BOOKS    ARTICLES      BLOG     MEDIA     NEW

CETA Potpourrie


July 1 2016




It has been speculated that Britain soon gone, protectionist forces in the EU eventually would stop ratification of CETA and also end TTIP. I always thought that this is a misleading speculation as many more countries then Britain are principally pro-trade, for the simple reason that they are exporting economies. Hence, the fate of CETA and TTIP are not dependent from the Brexit saga. And yet, the fate of CETA is on the brink. This is mainly due to President Juncker’s extraordinary tactical mishap to state that CETA will be ratified without any participation of national parliaments. Sure, he has the expertise of the Commission’s legal service on his side.

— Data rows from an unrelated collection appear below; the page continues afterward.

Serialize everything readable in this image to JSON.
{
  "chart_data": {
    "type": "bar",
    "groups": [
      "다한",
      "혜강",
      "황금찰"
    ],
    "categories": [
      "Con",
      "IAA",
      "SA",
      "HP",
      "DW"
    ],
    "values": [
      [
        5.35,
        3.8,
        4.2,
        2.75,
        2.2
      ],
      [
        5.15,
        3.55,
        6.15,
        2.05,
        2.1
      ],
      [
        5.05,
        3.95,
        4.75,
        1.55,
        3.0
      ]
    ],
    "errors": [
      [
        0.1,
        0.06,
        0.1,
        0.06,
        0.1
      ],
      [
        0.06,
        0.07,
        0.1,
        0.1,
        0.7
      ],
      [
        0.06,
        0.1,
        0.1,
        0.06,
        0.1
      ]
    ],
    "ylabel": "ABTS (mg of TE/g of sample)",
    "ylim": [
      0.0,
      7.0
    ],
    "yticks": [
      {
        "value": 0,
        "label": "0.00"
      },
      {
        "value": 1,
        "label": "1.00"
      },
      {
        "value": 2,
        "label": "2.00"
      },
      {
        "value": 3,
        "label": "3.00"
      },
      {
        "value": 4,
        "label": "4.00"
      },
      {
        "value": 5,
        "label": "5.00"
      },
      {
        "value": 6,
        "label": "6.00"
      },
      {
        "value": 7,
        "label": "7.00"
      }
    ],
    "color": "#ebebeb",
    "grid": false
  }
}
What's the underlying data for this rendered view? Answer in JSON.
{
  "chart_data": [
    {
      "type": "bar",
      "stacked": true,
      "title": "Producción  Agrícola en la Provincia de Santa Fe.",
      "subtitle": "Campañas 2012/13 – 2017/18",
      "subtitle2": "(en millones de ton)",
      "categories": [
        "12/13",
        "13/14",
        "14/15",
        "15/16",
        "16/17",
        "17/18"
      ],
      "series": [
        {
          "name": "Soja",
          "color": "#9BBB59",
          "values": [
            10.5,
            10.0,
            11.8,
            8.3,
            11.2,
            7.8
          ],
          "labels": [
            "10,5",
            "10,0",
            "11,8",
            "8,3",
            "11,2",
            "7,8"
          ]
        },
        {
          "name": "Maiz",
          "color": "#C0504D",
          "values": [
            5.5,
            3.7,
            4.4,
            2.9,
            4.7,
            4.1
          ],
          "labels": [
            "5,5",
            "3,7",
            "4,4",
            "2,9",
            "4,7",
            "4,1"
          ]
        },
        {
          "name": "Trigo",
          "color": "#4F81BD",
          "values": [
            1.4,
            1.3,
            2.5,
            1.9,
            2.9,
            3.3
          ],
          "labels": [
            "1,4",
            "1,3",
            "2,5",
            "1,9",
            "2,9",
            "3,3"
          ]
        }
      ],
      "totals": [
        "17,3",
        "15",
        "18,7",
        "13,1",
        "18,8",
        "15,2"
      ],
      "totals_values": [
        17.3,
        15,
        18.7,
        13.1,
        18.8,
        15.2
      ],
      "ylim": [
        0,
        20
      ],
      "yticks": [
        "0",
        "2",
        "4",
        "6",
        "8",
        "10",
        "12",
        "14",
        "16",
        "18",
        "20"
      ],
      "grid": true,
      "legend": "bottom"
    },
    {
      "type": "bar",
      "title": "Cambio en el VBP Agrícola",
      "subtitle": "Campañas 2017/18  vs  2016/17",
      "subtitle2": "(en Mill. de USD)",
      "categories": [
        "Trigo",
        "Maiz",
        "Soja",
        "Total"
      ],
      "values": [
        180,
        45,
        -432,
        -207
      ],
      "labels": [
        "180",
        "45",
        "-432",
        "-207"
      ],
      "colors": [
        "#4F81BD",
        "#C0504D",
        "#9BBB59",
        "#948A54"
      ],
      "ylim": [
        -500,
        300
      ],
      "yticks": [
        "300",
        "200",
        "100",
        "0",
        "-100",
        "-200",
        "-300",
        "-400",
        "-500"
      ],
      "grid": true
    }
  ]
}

But legal expertise do not differ very much from economic expertise: They differ from expert to expert. Legal scholars consulting the German government, for example, came out strongly to rank the CETA text as a mixed agreement that requires the saying of national parliaments. It is clear that Juncker and the Commission are not a bit interested to include national parliaments, not least because CETA would run into problems to getting sufficient support. Still, it speaks of the political ignorance of Juncker to make a public statement in such a way without further consulting national governments.

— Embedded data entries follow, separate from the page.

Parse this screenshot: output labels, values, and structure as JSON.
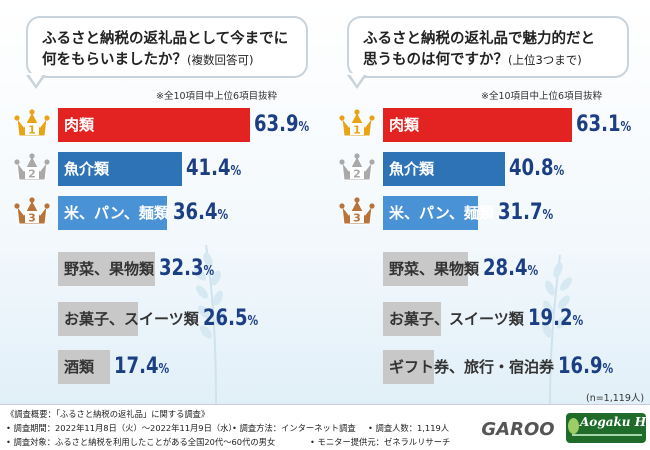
{
  "chart_data": [
    {
      "type": "bar",
      "orientation": "horizontal",
      "title_lines": [
        "ふるさと納税の返礼品として今までに",
        "何をもらいましたか？"
      ],
      "subtitle": "(複数回答可)",
      "note": "※全10項目中上位6項目抜粋",
      "categories": [
        "肉類",
        "魚介類",
        "米、パン、麺類",
        "野菜、果物類",
        "お菓子、スイーツ類",
        "酒類"
      ],
      "values": [
        63.9,
        41.4,
        36.4,
        32.3,
        26.5,
        17.4
      ],
      "labels": [
        {
          "big": "63.9",
          "small": "%"
        },
        {
          "big": "41.4",
          "small": "%"
        },
        {
          "big": "36.4",
          "small": "%"
        },
        {
          "big": "32.3",
          "small": "%"
        },
        {
          "big": "26.5",
          "small": "%"
        },
        {
          "big": "17.4",
          "small": "%"
        }
      ],
      "ranks": [
        "1",
        "2",
        "3"
      ],
      "unit": "%"
    },
    {
      "type": "bar",
      "orientation": "horizontal",
      "title_lines": [
        "ふるさと納税の返礼品で魅力的だと",
        "思うものは何ですか？"
      ],
      "subtitle": "(上位3つまで)",
      "note": "※全10項目中上位6項目抜粋",
      "categories": [
        "肉類",
        "魚介類",
        "米、パン、麺類",
        "野菜、果物類",
        "お菓子、スイーツ類",
        "ギフト券、旅行・宿泊券"
      ],
      "values": [
        63.1,
        40.8,
        31.7,
        28.4,
        19.2,
        16.9
      ],
      "labels": [
        {
          "big": "63.1",
          "small": "%"
        },
        {
          "big": "40.8",
          "small": "%"
        },
        {
          "big": "31.7",
          "small": "%"
        },
        {
          "big": "28.4",
          "small": "%"
        },
        {
          "big": "19.2",
          "small": "%"
        },
        {
          "big": "16.9",
          "small": "%"
        }
      ],
      "ranks": [
        "1",
        "2",
        "3"
      ],
      "unit": "%"
    }
  ],
  "colors": {
    "rank1": "#e32322",
    "rank2": "#2f73b7",
    "rank3": "#4a92d6",
    "other": "#c8c8c8",
    "crown_gold": "#e8a317",
    "crown_silver": "#a9a9a9",
    "crown_bronze": "#b8733a",
    "pct_text": "#1c3f84"
  },
  "sample_note": "(n=1,119人)",
  "footer": {
    "survey_title": "《調査概要：「ふるさと納税の返礼品」に関する調査》",
    "period": "• 調査期間：2022年11月8日（火）〜2022年11月9日（水）",
    "method": "• 調査方法：インターネット調査",
    "count": "• 調査人数：1,119人",
    "target": "• 調査対象：ふるさと納税を利用したことがある全国20代〜60代の男女",
    "provider": "• モニター提供元：ゼネラルリサーチ",
    "logo1_text": "GAROO",
    "logo2_text": "Aogaku Hicon"
  }
}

The Brexit referendum, in my view, was never about the EU but about British xenophobia and scare about migration. If it needed some EU bashing, though, Juncker provided some good input with his CETA take. There are times when the EU needs to be safeguarded from its own leaders, and it seems this point has been reached. The real problem, though, is that the EU misses since a long time to make an convincing argument in regards to positive trade effects. More recent research shows that such agreements come with significant gains. Now, CETA is – as its name suggests – more then a trade agreement. It covers an enormous range of items, from regulatory to investment and to public procurement issues, to name only the most prominent ones. And it is here where the problems are, in legal terms as well as in terms of public concerns. From a purely technical point of view it is rather difficult to understand why the EU is not dealing in better ways with the regulatory aspects and even goes a bit further in regards to ISDS. Both elements in CETA reflect a totally outdated liberal approach towards sovereignty , and should not be part of an agreement at all. In political terms, though, such a step would be like a revolution as the EU and its member economies still hangs on to a economic philosophy that expects macroeconomic benefits by serving the sole interests of capital. A few years ago some scholars (James A. Caporaso and Sidney Tarrow (2009). Polanyi in Brussels: Supranational Institutions and the Transnational Embedding of Markets. International Organization, 63, pp 593-620. doi:10.1017/S0020818309990099) saw ‘Polanyi in Brussels’ – even then I thought that they may suffer from eye defects. Today we know for sure that Polanyi is not even on the invitation list of the EU.

CETA had all the potential to become a welcomed trade agreement. Rather then fighting CETA and willingly supporting the protectionist sentiments of populist parties, one should argue to pass CETA if the Commission rethinks it one-sided market liberalization sentiment.